Brasília - O ministro da Secretaria-Geral da Presidência, Miguel Rossetto, confirmou ontem que o governo federal criará uma mesa de negociação entre os caminhoneiros que fazem protestos no País e os empresários para "avançar na questão do preço do frete". A mesa vai agrupar sindicalistas dos caminhoneiros, empresários e ministros. "Nós estamos instalando amanhã (hoje) e coordenando uma mesa de negociações, de diálogo, entre empresários, representantes das lideranças dos caminhoneiros, às 14 horas, para que possamos, num ambiente de negociação direta, avançar na solução do preço do frete no nosso País", disse.
A decisão ocorreu após reunião entre ele, o titular do Ministério dos Transportes, Antônio Carlos Rodrigues, e o secretário-executivo do Ministério da Justiça, Marivaldo Pereira. No encontro, ficou acertado que o Palácio do Planalto colocaria uma nova fórmula de preço para o frete como carro-chefe da articulação para debelar o bloqueio de rodovias pelos caminhoneiros. "Nós estamos muito confiantes de que possamos voltar à normalidade e recuperar um ambiente positivo de diálogo e de solução de grande parte da pauta levantada pelos caminhoneiros do nosso País", disse.

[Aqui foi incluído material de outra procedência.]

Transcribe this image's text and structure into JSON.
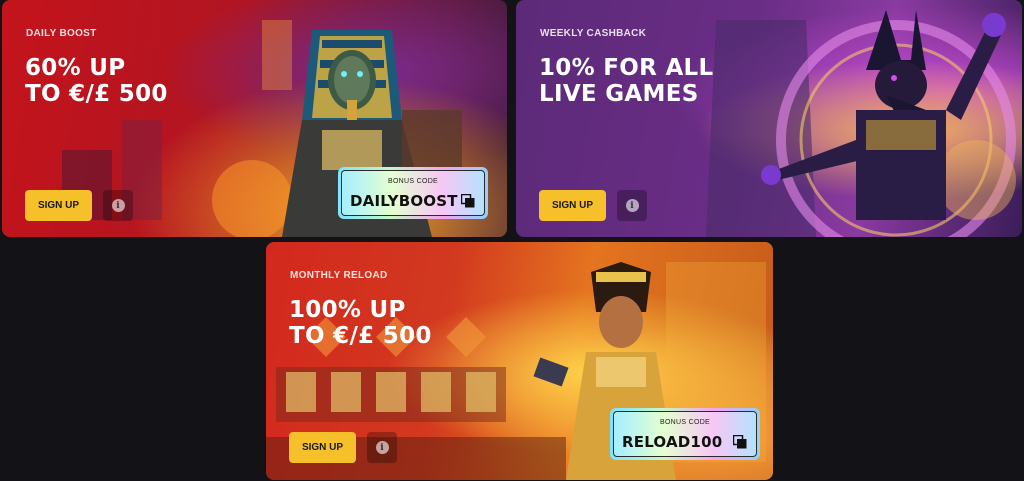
{
  "cards": [
    {
      "label": "DAILY BOOST",
      "headline": [
        "60% UP",
        "TO €/£ 500"
      ],
      "signup": "SIGN UP",
      "info_icon": "info-icon",
      "bonus": {
        "label": "BONUS CODE",
        "code": "DAILYBOOST"
      }
    },
    {
      "label": "WEEKLY CASHBACK",
      "headline": [
        "10% FOR ALL",
        "LIVE GAMES"
      ],
      "signup": "SIGN UP",
      "info_icon": "info-icon"
    },
    {
      "label": "MONTHLY RELOAD",
      "headline": [
        "100% UP",
        "TO €/£ 500"
      ],
      "signup": "SIGN UP",
      "info_icon": "info-icon",
      "bonus": {
        "label": "BONUS CODE",
        "code": "RELOAD100"
      }
    }
  ],
  "colors": {
    "page_bg": "#131217",
    "signup_button": "#f6c02a",
    "daily_card": "#c4141c",
    "weekly_card": "#6a2d86",
    "monthly_card": "#d3281e"
  }
}
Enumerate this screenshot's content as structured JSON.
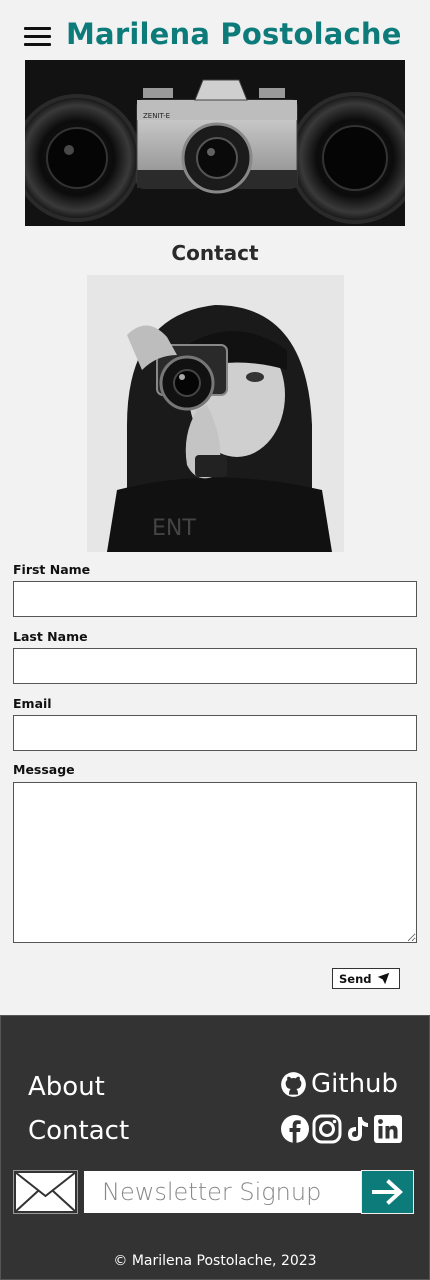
{
  "header": {
    "title": "Marilena Postolache"
  },
  "page": {
    "heading": "Contact"
  },
  "form": {
    "first_name_label": "First Name",
    "last_name_label": "Last Name",
    "email_label": "Email",
    "message_label": "Message",
    "send_label": "Send"
  },
  "banner": {
    "camera_label": "ZENIT-E"
  },
  "footer": {
    "links": [
      "About",
      "Contact"
    ],
    "github_label": "Github",
    "social_icons": [
      "facebook-icon",
      "instagram-icon",
      "tiktok-icon",
      "linkedin-icon"
    ],
    "newsletter_placeholder": "Newsletter Signup",
    "copyright": "© Marilena Postolache, 2023"
  },
  "colors": {
    "brand": "#0e7b7b",
    "footer_bg": "#333333",
    "page_bg": "#f2f2f2"
  }
}
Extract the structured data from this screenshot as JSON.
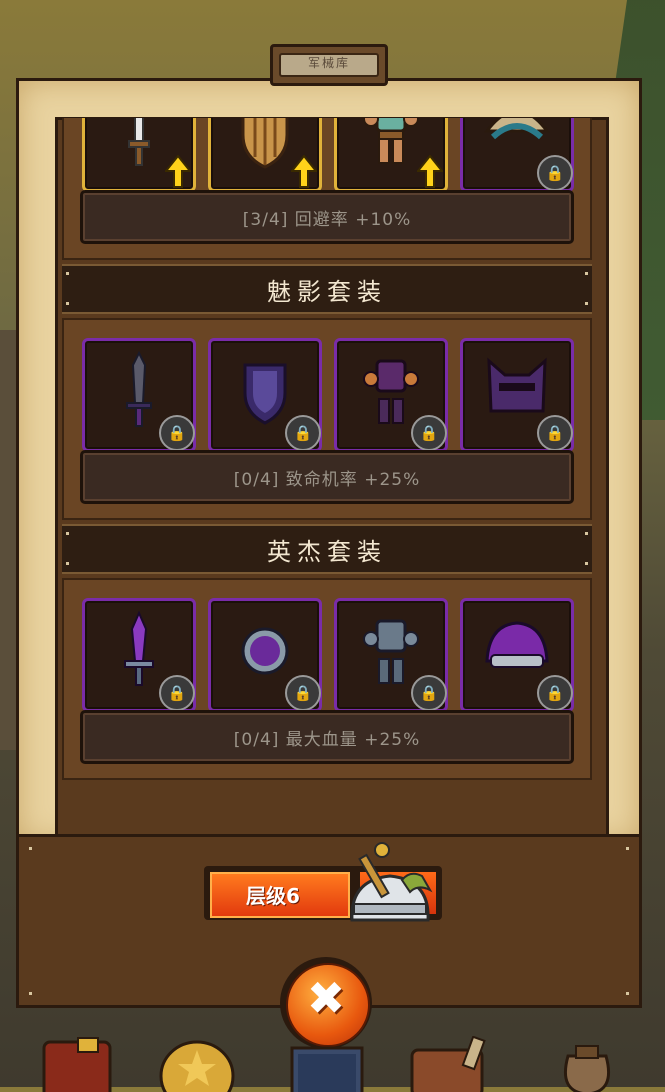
{
  "window": {
    "title": "军械库"
  },
  "sets": [
    {
      "name": "",
      "bonus": "[3/4] 回避率 +10%",
      "items": [
        {
          "icon": "dagger-icon",
          "state": "upgrade"
        },
        {
          "icon": "wooden-shield-icon",
          "state": "upgrade"
        },
        {
          "icon": "leather-armor-icon",
          "state": "upgrade"
        },
        {
          "icon": "feather-helmet-icon",
          "state": "locked"
        }
      ]
    },
    {
      "name": "魅影套装",
      "bonus": "[0/4] 致命机率 +25%",
      "items": [
        {
          "icon": "dark-sword-icon",
          "state": "locked"
        },
        {
          "icon": "purple-shield-icon",
          "state": "locked"
        },
        {
          "icon": "purple-armor-icon",
          "state": "locked"
        },
        {
          "icon": "cat-hood-icon",
          "state": "locked"
        }
      ]
    },
    {
      "name": "英杰套装",
      "bonus": "[0/4] 最大血量 +25%",
      "items": [
        {
          "icon": "crystal-sword-icon",
          "state": "locked"
        },
        {
          "icon": "orb-shield-icon",
          "state": "locked"
        },
        {
          "icon": "steel-armor-icon",
          "state": "locked"
        },
        {
          "icon": "purple-helmet-icon",
          "state": "locked"
        }
      ]
    }
  ],
  "level": {
    "label": "层级6",
    "progress": 0.6
  },
  "colors": {
    "slot_border_rare": "#7a2ca8",
    "slot_border_gold": "#e0b23a",
    "button": "#ff6a18"
  },
  "tabs": [
    "book-icon",
    "gold-coin-icon",
    "armory-icon",
    "treasure-chest-icon",
    "loot-bag-icon"
  ]
}
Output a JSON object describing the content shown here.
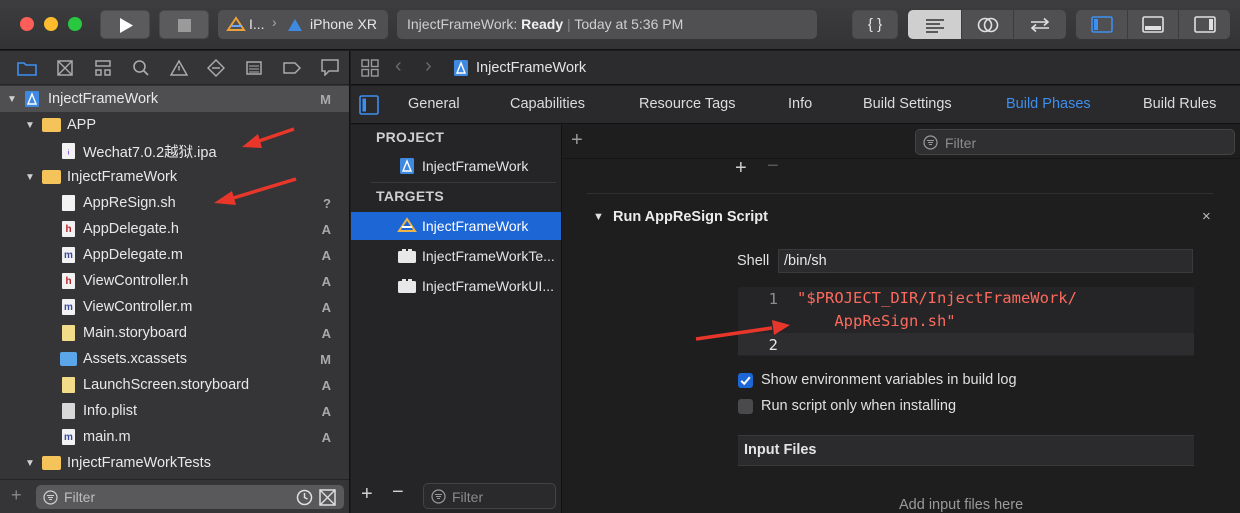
{
  "toolbar": {
    "scheme_target": "I...",
    "scheme_device": "iPhone XR",
    "status_project": "InjectFrameWork:",
    "status_state": "Ready",
    "status_separator": "|",
    "status_time": "Today at 5:36 PM",
    "code_review_label": "{ }"
  },
  "navigator": {
    "items": [
      {
        "label": "InjectFrameWork",
        "badge": "M",
        "kind": "project",
        "indent": 0
      },
      {
        "label": "APP",
        "badge": "",
        "kind": "folder",
        "indent": 1
      },
      {
        "label": "Wechat7.0.2越狱.ipa",
        "badge": "",
        "kind": "ipa",
        "indent": 2
      },
      {
        "label": "InjectFrameWork",
        "badge": "",
        "kind": "folder",
        "indent": 1
      },
      {
        "label": "AppReSign.sh",
        "badge": "?",
        "kind": "sh",
        "indent": 2
      },
      {
        "label": "AppDelegate.h",
        "badge": "A",
        "kind": "h",
        "indent": 2
      },
      {
        "label": "AppDelegate.m",
        "badge": "A",
        "kind": "m",
        "indent": 2
      },
      {
        "label": "ViewController.h",
        "badge": "A",
        "kind": "h",
        "indent": 2
      },
      {
        "label": "ViewController.m",
        "badge": "A",
        "kind": "m",
        "indent": 2
      },
      {
        "label": "Main.storyboard",
        "badge": "A",
        "kind": "storyboard",
        "indent": 2
      },
      {
        "label": "Assets.xcassets",
        "badge": "M",
        "kind": "assets",
        "indent": 2
      },
      {
        "label": "LaunchScreen.storyboard",
        "badge": "A",
        "kind": "storyboard",
        "indent": 2
      },
      {
        "label": "Info.plist",
        "badge": "A",
        "kind": "plist",
        "indent": 2
      },
      {
        "label": "main.m",
        "badge": "A",
        "kind": "m",
        "indent": 2
      },
      {
        "label": "InjectFrameWorkTests",
        "badge": "",
        "kind": "folder",
        "indent": 1
      }
    ],
    "filter_placeholder": "Filter"
  },
  "editor": {
    "breadcrumb": "InjectFrameWork",
    "tabs": [
      "General",
      "Capabilities",
      "Resource Tags",
      "Info",
      "Build Settings",
      "Build Phases",
      "Build Rules"
    ],
    "active_tab": "Build Phases",
    "project_header": "PROJECT",
    "project_item": "InjectFrameWork",
    "targets_header": "TARGETS",
    "targets": [
      "InjectFrameWork",
      "InjectFrameWorkTe...",
      "InjectFrameWorkUI..."
    ],
    "targets_filter_placeholder": "Filter",
    "phases_filter_placeholder": "Filter",
    "phase_title": "Run AppReSign Script",
    "shell_label": "Shell",
    "shell_value": "/bin/sh",
    "code_lines": [
      {
        "num": "1",
        "text": "\"$PROJECT_DIR/InjectFrameWork/",
        "cont": "    AppReSign.sh\""
      },
      {
        "num": "2",
        "text": ""
      }
    ],
    "checkbox_env": "Show environment variables in build log",
    "checkbox_install": "Run script only when installing",
    "input_files_header": "Input Files",
    "input_files_hint": "Add input files here"
  },
  "colors": {
    "accent": "#1c66d6",
    "active_tab": "#3d8ff0",
    "code_string": "#fc6a5d",
    "arrow": "#e8362b",
    "folder": "#f4c35a"
  }
}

Rossetto também disse "sim, sim" ao ser questionado se a presidente Dilma Rousseff havia tratado do tema com empresários ontem. Ela manteve agenda com o presidente do Conselho de Administração do Grupo BRF, o empresário Abílio Diniz; o presidente da Fiat Chrysler Automobile para a América Latina, Cledorvino Belini; e se reúne ainda com o presidente da Câmara de Políticas de Gestão, Desempenho e Competitividade, do Conselho de Governo, Jorge Gerdau. O protesto dos caminhoneiros foi o tema central. "O governo tem mantido diálogo permanente com as lideranças dos caminhoneiros e as lideranças empresariais", disse.
Segundo o ministro, o governo busca preservar o abastecimento para evitar prejuízo à já combalida economia em meio aos protestos. "O governo tem tomado todas as medidas para evitar a obstrução das nossas rodovias, garantindo assim o abastecimento da sociedade brasileira e evitando prejuízos a nossa economia. Ao mesmo tempo, o governo tem estimulado uma negociação direta entre empresários e lideranças dos caminhoneiros para resolver a questão do preço do custo do frete, que afinal é o tema central dessas manifestações.
O governo não pretende atender um dos principais itens da pauta de reivindicações dos caminhoneiros: a redução do preço do diesel. Os trabalhadores bloqueiam rodovias em todo o País em protesto à decisão do Palácio do Planalto de ampliar a tributação incidente sobre combustíveis (Pis/Cofins e Cide). A alta no preço do diesel, de R$ 0,15 por litro, deve reforçar o caixa com R$ 12,18 bilhões em 2015. "Não está na pauta do governo a redução do preço do diesel neste momento", afirmou Rossetto.
O pedido dos caminhoneiros para renegociar dívidas de financiamento de caminhões será debatido na reunião de hoje, que acontecerá no Ministério dos Transportes. "O BNDES já está analisando essa reivindicação de prorrogação desses financiamentos para os caminhões", indicou.

Desbloqueio

Ontem, a Justiça Federal no Rio Grande do Sul e em Minas Gerais determinou de rodovias paralisadas pelo protesto de caminhoneiros. A decisão é a primeira a atender pedido da Advocacia-Geral da União (AGU), que na noite de segunda-feira ajuizou ações em sete Estados, incluindo o Paraná, para solicitar a liberação das rodovias federais. Na decisão da Justiça do Rio Grande do Sul foi fixada multa de R$ 5 mil por hora de permanência não autorizada dos manifestantes nas pistas, além da aplicação de sanção prevista no Código de Trânsito Brasileiro, que estabelece como infração gravíssima a promoção de eventos organizados sem permissão da autoridade de trânsito.
Foi autorizado, se necessário, o uso de força policial para desocupar as rodovias. "Autorizo, desde logo, que seja acionada a Força de Segurança Nacional, pelo Oficial de Justiça, AGU ou pela PRF, se houver estrita necessidade", decidiu a juíza federal Dulce Helena Dias Brasil.